Report: Georgia contending again for Sprinter

Maybe the third time with Sprinter will be the charm.

A newspaper report Friday said Daimler AG was yet again looking at Georgia’s “megasite” in Pooler, near Savannah, for a Sprinter van plant. Daimler twice kicked the tires there last decade but never sealed a deal to build a factory.

Andrea Berg, a spokeswoman with Daimler in New York, confirmed earlier statements that the company has decided to build a new van plant in “the NAFTA region,” which is North America and refers to a well-known trade agreement. The United States, she said, is the second-largest sales market for the vans with nearly 26,000 unit sales in 2014.

But she declined to identify the locations the company has scouted or respond to “rumors and speculation.” A spokeswoman with the state Department of Economic Development said her agency has not shown the property to an automaker in the past few years, though the state continues to market the property to manufacturers.

Atlanta Business Chronicle reported Daimler and other manufacturers, including a different auto company, were scouting the site.

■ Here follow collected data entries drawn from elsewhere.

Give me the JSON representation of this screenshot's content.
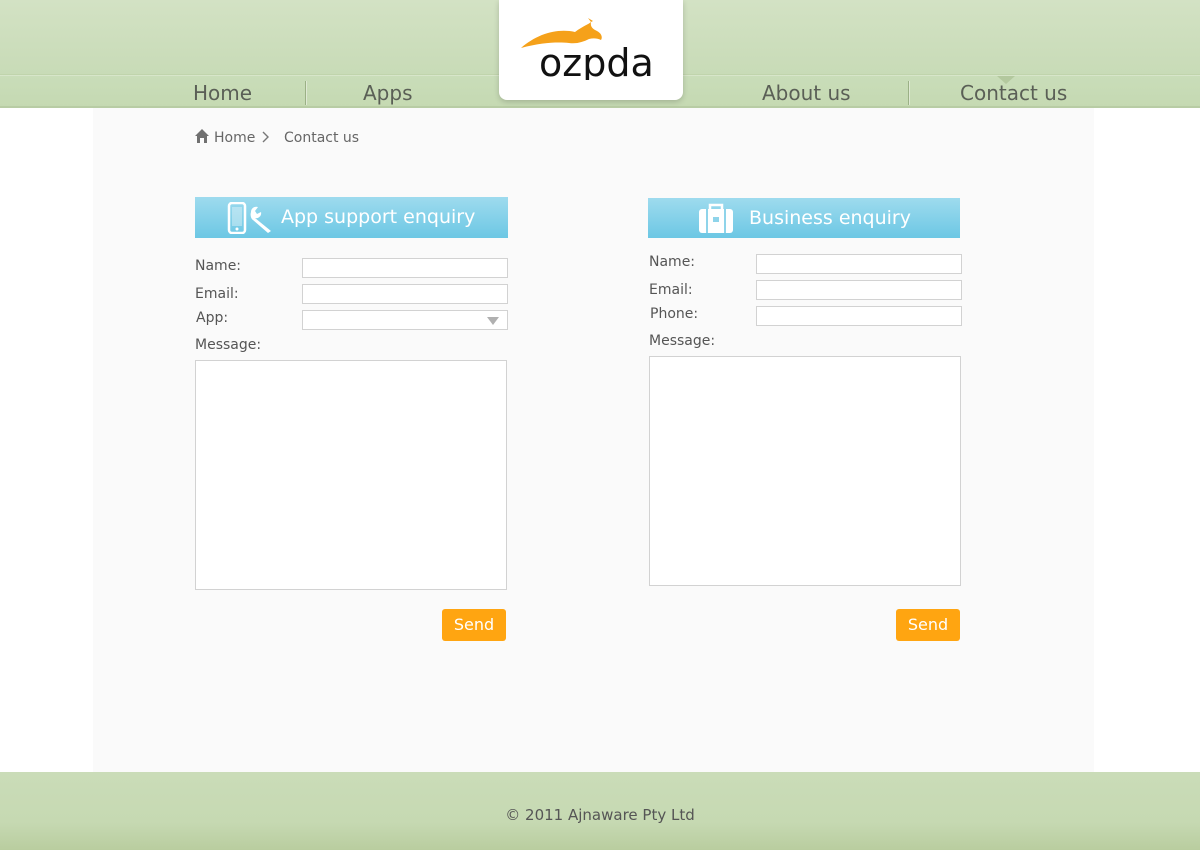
{
  "logo": {
    "text": "ozpda",
    "brand_color": "#f5a11a"
  },
  "nav": {
    "items": [
      {
        "label": "Home"
      },
      {
        "label": "Apps"
      },
      {
        "label": "About us"
      },
      {
        "label": "Contact us"
      }
    ],
    "active": "Contact us"
  },
  "breadcrumb": {
    "home": "Home",
    "current": "Contact us"
  },
  "app_support": {
    "title": "App support enquiry",
    "name_label": "Name:",
    "email_label": "Email:",
    "app_label": "App:",
    "message_label": "Message:",
    "app_selected": "",
    "send": "Send"
  },
  "business": {
    "title": "Business enquiry",
    "name_label": "Name:",
    "email_label": "Email:",
    "phone_label": "Phone:",
    "message_label": "Message:",
    "send": "Send"
  },
  "footer": {
    "copyright": "©  2011 Ajnaware Pty Ltd"
  },
  "colors": {
    "header_green": "#c8dbb7",
    "form_header_blue": "#6cc7e4",
    "send_orange": "#ffa511"
  }
}
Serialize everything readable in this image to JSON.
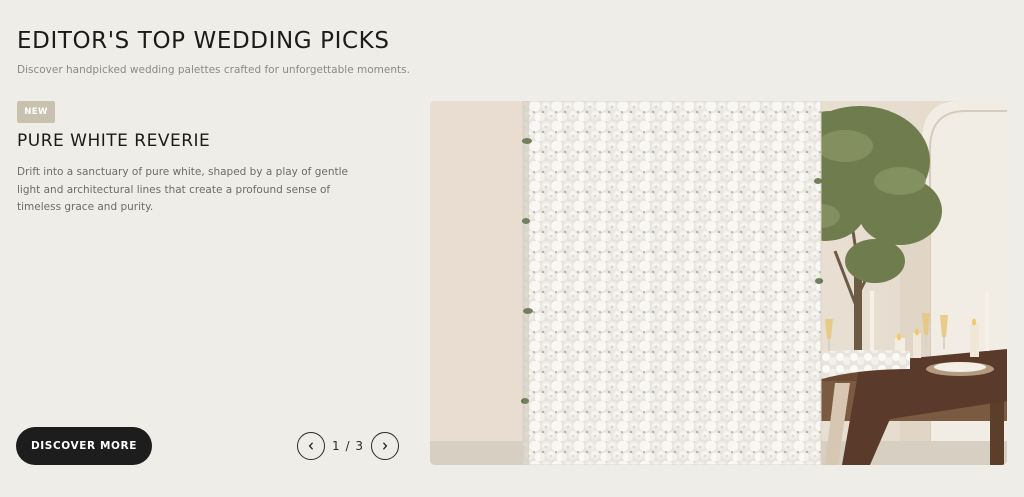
{
  "section": {
    "title": "EDITOR'S TOP WEDDING PICKS",
    "subtitle": "Discover handpicked wedding palettes crafted for unforgettable moments."
  },
  "slide": {
    "badge": "NEW",
    "title": "PURE WHITE REVERIE",
    "description": "Drift into a sanctuary of pure white, shaped by a play of gentle light and architectural lines that create a profound sense of timeless grace and purity.",
    "cta_label": "DISCOVER MORE"
  },
  "pager": {
    "counter": "1 / 3",
    "prev_icon": "chevron-left-icon",
    "next_icon": "chevron-right-icon"
  },
  "colors": {
    "page_background": "#efede8",
    "badge_background": "#c8c1ad",
    "cta_background": "#1d1d1d"
  }
}
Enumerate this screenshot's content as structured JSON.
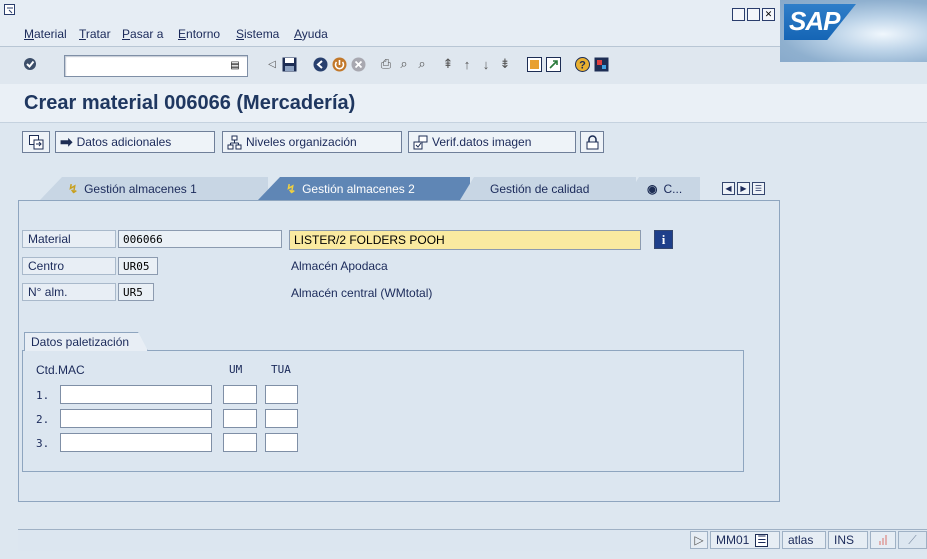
{
  "menu": {
    "items": [
      {
        "label": "Material",
        "ul": "M",
        "rest": "aterial"
      },
      {
        "label": "Tratar",
        "ul": "T",
        "rest": "ratar"
      },
      {
        "label": "Pasar a",
        "ul": "P",
        "rest": "asar a"
      },
      {
        "label": "Entorno",
        "ul": "E",
        "rest": "ntorno"
      },
      {
        "label": "Sistema",
        "ul": "S",
        "rest": "istema"
      },
      {
        "label": "Ayuda",
        "ul": "A",
        "rest": "yuda"
      }
    ]
  },
  "logo": {
    "text": "SAP"
  },
  "toolbar": {
    "command_field_value": ""
  },
  "title": "Crear material 006066 (Mercadería)",
  "app_toolbar": {
    "datos_adicionales": "Datos adicionales",
    "niveles_organizacion": "Niveles organización",
    "verif_datos_imagen": "Verif.datos imagen"
  },
  "tabs": {
    "tab1": "Gestión almacenes 1",
    "tab2": "Gestión almacenes 2",
    "tab3": "Gestión de calidad",
    "tab4": "C..."
  },
  "form": {
    "material_label": "Material",
    "material_value": "006066",
    "material_desc": "LISTER/2 FOLDERS POOH",
    "centro_label": "Centro",
    "centro_value": "UR05",
    "centro_desc": "Almacén Apodaca",
    "almacen_label": "N° alm.",
    "almacen_value": "UR5",
    "almacen_desc": "Almacén central (WMtotal)"
  },
  "palet": {
    "title": "Datos paletización",
    "col_ctd": "Ctd.MAC",
    "col_um": "UM",
    "col_tua": "TUA",
    "rows": [
      "1.",
      "2.",
      "3."
    ]
  },
  "status": {
    "transaction": "MM01",
    "server": "atlas",
    "mode": "INS"
  },
  "colors": {
    "title": "#1f3760",
    "active_tab": "#5f86b5",
    "required_field": "#faeaa0",
    "logo_blue": "#1565b5"
  }
}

The speculation that Georgia could again be on Daimler’s mind comes the same month as it’s Mercedes-Benz subsidiary announced plans to move its U.S. division headquarters to metro Atlanta.

Georgia twice thought it had a deal with Daimler for a van production facility. Former Gov. Roy Barnes, in the midst of a heated re-election campaign, famously announced in 2002 a deal with the German auto giant. The plan called for more than 3,000 workers.

But Daimler representatives refused to confirm a deal, saying at the time that “if” it built a factory, it would be in Pooler. The company said then it was still studying the market. The administration of Sonny Perdue kept at it, but the hoped-for jobs bonanza fizzled as Daimler announced plans in 2005 for a much smaller facility near Charleston, S.C.

Daimler currently assembles Sprinter vans sent over as kits from Europe. Berg said the kit assembly of Sprinter vans is “not sustainable” and a full-fledged assembly plant is needed to keep up with U.S. demand.

“We will decide the location for future production of the Sprinters in the NAFTA region in the next few months, as part of our normal location selection process,” Berg said in an email.